Smith gives a lot of the credit for his company’s success to his employees. “I think one thing our success can be attributed to is our culture of willingness to let our young decision makers have a lot of autonomy and authority. Sometimes there are mistakes, but I look at them as an opportunity to learn and do better next time,” Smith says. “It’s a personal pleasure for me to see my employees take on challenges and succeed. It’s one of the reasons I come to work every day.”
Confidence in his employees allowed Smith to take the risks the company needed in order to grow. “We have stretched ourselves, winning work we were not sure how to do — then figured out how to get it done. And we have walked away from some really interesting opportunities when we agreed we weren’t ready for that level of difficulty — yet,” he explains.
“Lucky for us, we have great employees who know how to build things,” he continues. “The commercial work was just another kind of building. You build everything one square foot at a time, and as you develop you land bigger jobs and build bigger buildings.”
MPW’s work at Hyland Software is a recent example of the company’s success in the commercial realm. The project entails turning an old health club into office space for a software company. MPW’s scope of work includes demo on two indoor asphalt tennis courts (each ½+ acre), column footings to support two new mezzanines, concrete place and finish, concrete repair, and 4 acres of site work.

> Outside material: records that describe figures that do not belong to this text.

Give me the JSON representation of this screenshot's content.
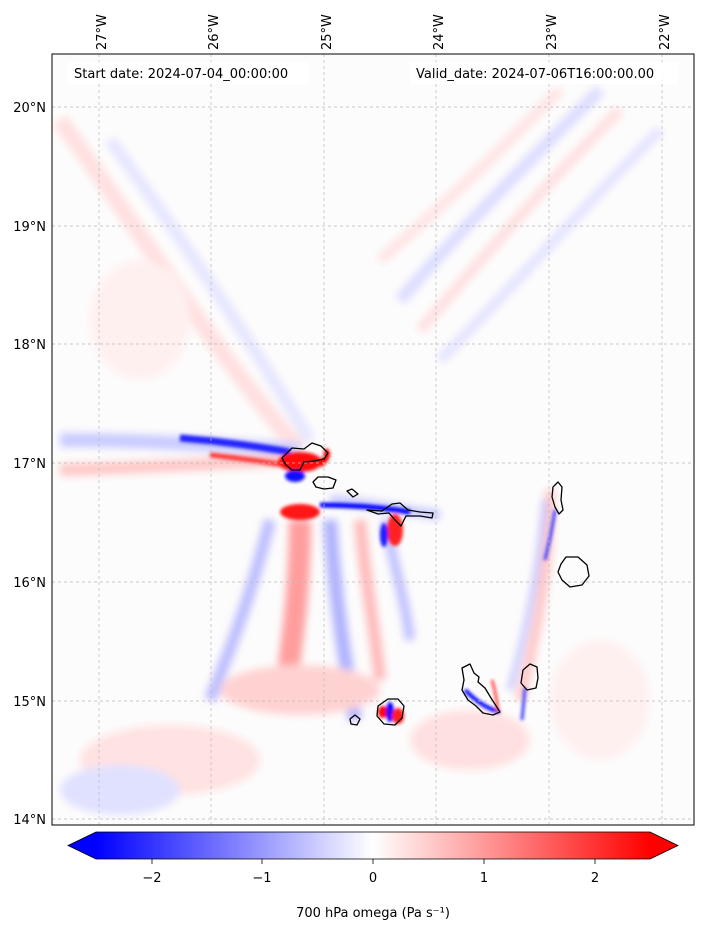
{
  "map": {
    "start_label": "Start date: 2024-07-04_00:00:00",
    "valid_label": "Valid_date: 2024-07-06T16:00:00.00",
    "lon_labels": [
      "27°W",
      "26°W",
      "25°W",
      "24°W",
      "23°W",
      "22°W"
    ],
    "lat_labels": [
      "20°N",
      "19°N",
      "18°N",
      "17°N",
      "16°N",
      "15°N",
      "14°N"
    ],
    "extent": {
      "lon_min": -27.4,
      "lon_max": -21.8,
      "lat_min": 13.95,
      "lat_max": 20.45
    },
    "islands": [
      "Santo Antão",
      "São Vicente",
      "Santa Luzia",
      "São Nicolau",
      "Sal",
      "Boa Vista",
      "Maio",
      "Santiago",
      "Fogo",
      "Brava"
    ]
  },
  "colorbar": {
    "label": "700 hPa omega (Pa s⁻¹)",
    "ticks": [
      "−2",
      "−1",
      "0",
      "1",
      "2"
    ],
    "tick_values": [
      -2,
      -1,
      0,
      1,
      2
    ],
    "vmin": -2.5,
    "vmax": 2.5,
    "low_color": "#0000ff",
    "high_color": "#ff0000",
    "mid_color": "#ffffff"
  },
  "colors": {
    "positive": "#ff0000",
    "negative": "#0000ff",
    "coast": "#000000",
    "grid": "#b0b0b0"
  }
}
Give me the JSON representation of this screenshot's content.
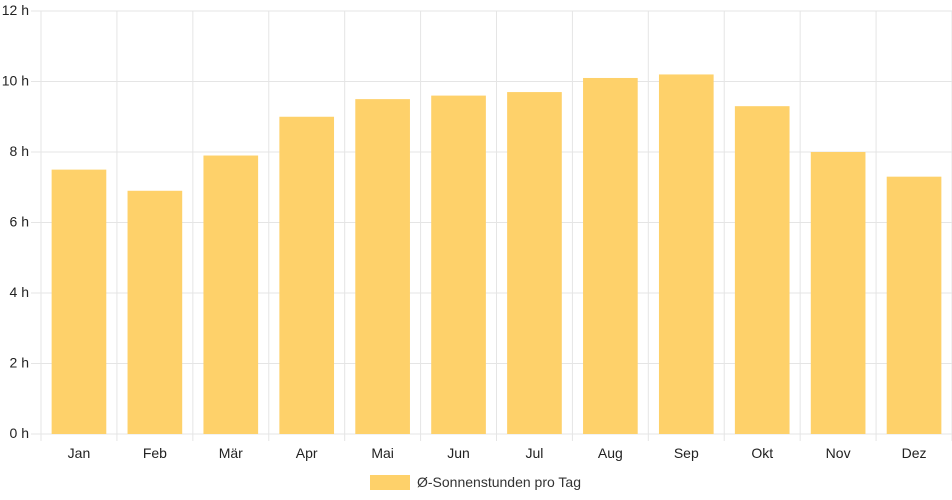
{
  "chart_data": {
    "type": "bar",
    "categories": [
      "Jan",
      "Feb",
      "Mär",
      "Apr",
      "Mai",
      "Jun",
      "Jul",
      "Aug",
      "Sep",
      "Okt",
      "Nov",
      "Dez"
    ],
    "series": [
      {
        "name": "Ø-Sonnenstunden pro Tag",
        "values": [
          7.5,
          6.9,
          7.9,
          9.0,
          9.5,
          9.6,
          9.7,
          10.1,
          10.2,
          9.3,
          8.0,
          7.3
        ],
        "color": "#fed16a"
      }
    ],
    "y_ticks": [
      "0 h",
      "2 h",
      "4 h",
      "6 h",
      "8 h",
      "10 h",
      "12 h"
    ],
    "ylim": [
      0,
      12
    ],
    "y_unit": "h",
    "grid": true,
    "legend_position": "bottom-center",
    "gridline_color": "#e5e5e5"
  }
}
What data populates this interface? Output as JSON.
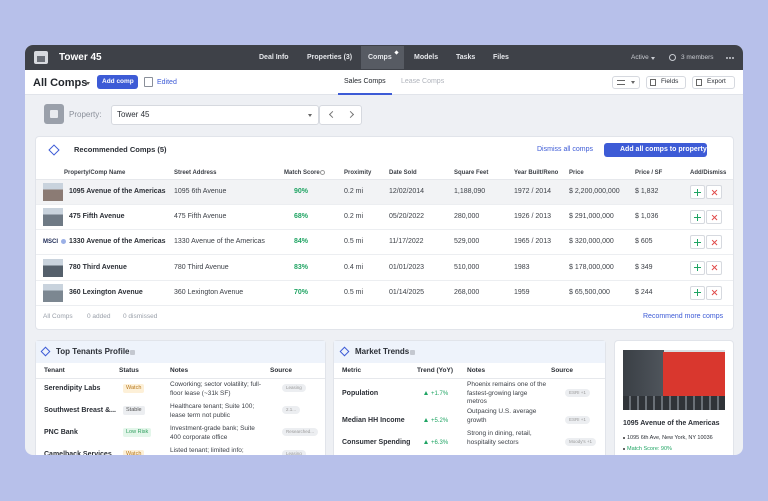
{
  "header": {
    "title": "Tower 45",
    "nav": [
      "Deal Info",
      "Properties (3)",
      "Comps",
      "Models",
      "Tasks",
      "Files"
    ],
    "status": "Active",
    "members": "3 members"
  },
  "toolbar": {
    "title": "All Comps",
    "add_button": "Add comp",
    "edited": "Edited",
    "tabs": [
      "Sales Comps",
      "Lease Comps"
    ],
    "buttons": [
      "Fields",
      "Export"
    ]
  },
  "property": {
    "label": "Property:",
    "value": "Tower 45"
  },
  "comps": {
    "title": "Recommended Comps (5)",
    "dismiss_all": "Dismiss all comps",
    "add_all": "Add all comps to property",
    "logo_text": "MSCI",
    "columns": [
      "Property/Comp Name",
      "Street Address",
      "Match Score",
      "Proximity",
      "Date Sold",
      "Square Feet",
      "Year Built/Reno",
      "Price",
      "Price / SF",
      "Add/Dismiss"
    ],
    "rows": [
      [
        "1095 Avenue of the Americas",
        "1095 6th Avenue",
        "90%",
        "0.2 mi",
        "12/02/2014",
        "1,188,090",
        "1972 / 2014",
        "$ 2,200,000,000",
        "$ 1,832"
      ],
      [
        "475 Fifth Avenue",
        "475 Fifth Avenue",
        "68%",
        "0.2 mi",
        "05/20/2022",
        "280,000",
        "1926 / 2013",
        "$ 291,000,000",
        "$ 1,036"
      ],
      [
        "1330 Avenue of the Americas",
        "1330 Avenue of the Americas",
        "84%",
        "0.5 mi",
        "11/17/2022",
        "529,000",
        "1965 / 2013",
        "$ 320,000,000",
        "$ 605"
      ],
      [
        "780 Third Avenue",
        "780 Third Avenue",
        "83%",
        "0.4 mi",
        "01/01/2023",
        "510,000",
        "1983",
        "$ 178,000,000",
        "$ 349"
      ],
      [
        "360 Lexington Avenue",
        "360 Lexington Avenue",
        "70%",
        "0.5 mi",
        "01/14/2025",
        "268,000",
        "1959",
        "$ 65,500,000",
        "$ 244"
      ]
    ],
    "footer": [
      "All Comps",
      "0 added",
      "0 dismissed"
    ],
    "recommend_more": "Recommend more comps"
  },
  "tenants": {
    "title": "Top Tenants Profile",
    "columns": [
      "Tenant",
      "Status",
      "Notes",
      "Source"
    ],
    "rows": [
      [
        "Serendipity Labs",
        "Watch",
        "Coworking; sector volatility; full-floor lease (~31k SF)",
        "Leasing"
      ],
      [
        "Southwest Breast &...",
        "Stable",
        "Healthcare tenant; Suite 100; lease term not public",
        "2.1..."
      ],
      [
        "PNC Bank",
        "Low Risk",
        "Investment-grade bank; Suite 400 corporate office",
        "Researched..."
      ],
      [
        "Camelback Services",
        "Watch",
        "Listed tenant; limited info;",
        "Leasing"
      ]
    ]
  },
  "market": {
    "title": "Market Trends",
    "columns": [
      "Metric",
      "Trend (YoY)",
      "Notes",
      "Source"
    ],
    "rows": [
      [
        "Population",
        "+1.7%",
        "Phoenix remains one of the fastest-growing large metros",
        "ESRI +1"
      ],
      [
        "Median HH Income",
        "+5.2%",
        "Outpacing U.S. average growth",
        "ESRI +1"
      ],
      [
        "Consumer Spending",
        "+6.3%",
        "Strong in dining, retail, hospitality sectors",
        "Moody's +1"
      ]
    ]
  },
  "card": {
    "name": "1095 Avenue of the Americas",
    "address": "1095 6th Ave, New York, NY 10036",
    "match": "Match Score: 90%"
  }
}
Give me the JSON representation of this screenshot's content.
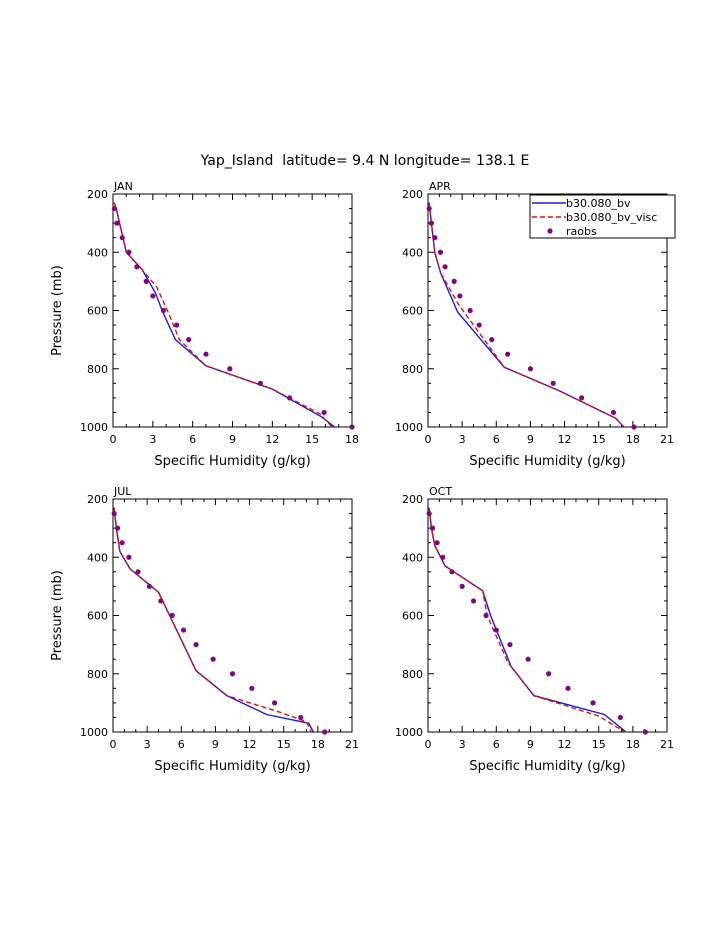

The project started with the removal of the tennis courts. Crews crushed the asphalt and used it as fill for two swimming pools that were on the property. In place of the two-story tennis courts the GC crews built two mezzanine decks. MPW’s crew poured footings for nearly 200 steel column supports for the mezzanines. Each column footing required helical piers and six anchor bolts poured in place.
MPW placed and finished five slabs on the project, each about 26,000 square feet. The mezzanine decks were placed with lightweight concrete and specified without sawcuts. The three main floor slabs were each 4 inches thick, constructed with 4,000 psi concrete. MPW also performed the site development, including two bio-retention basins, parking lot excavation and all exterior concrete.
While MPW’s commercial venture put the company on a growth trajectory, its residential side has seen changes too. The housing depression crushed numerous competitors. But often employees of these former competitors bought equipment from their failing owners at auction and entered the market with lower overhead. In a time when work was almost always decided on price, MPW worked to tighten efficiencies and stay competitive.
Additionally, the building downturn transformed the landscape of the residential building market in greater Cleveland. Today, big regional or national builders control about 70 percent of new home building in the area. MPW changed along with the market and today focuses on opportunities to utilize its expertise in building complex, custom foundations, while continuing to help larger builders where doing so is good for both companies.
As Smith looks to the future for MPW, he sees a company with a healthy balance between commercial and residential projects. “We will try to grow both sides of the business, but there are more opportunities in commercial work,” Smith explains. “The company might end up with a 50/50 revenue split, or even a little more commercial work in the next few years.”
Whatever the split might be, the company’s diversification into commercial work will help it stay strong and weather the fluctuations of the construction economy for years to come.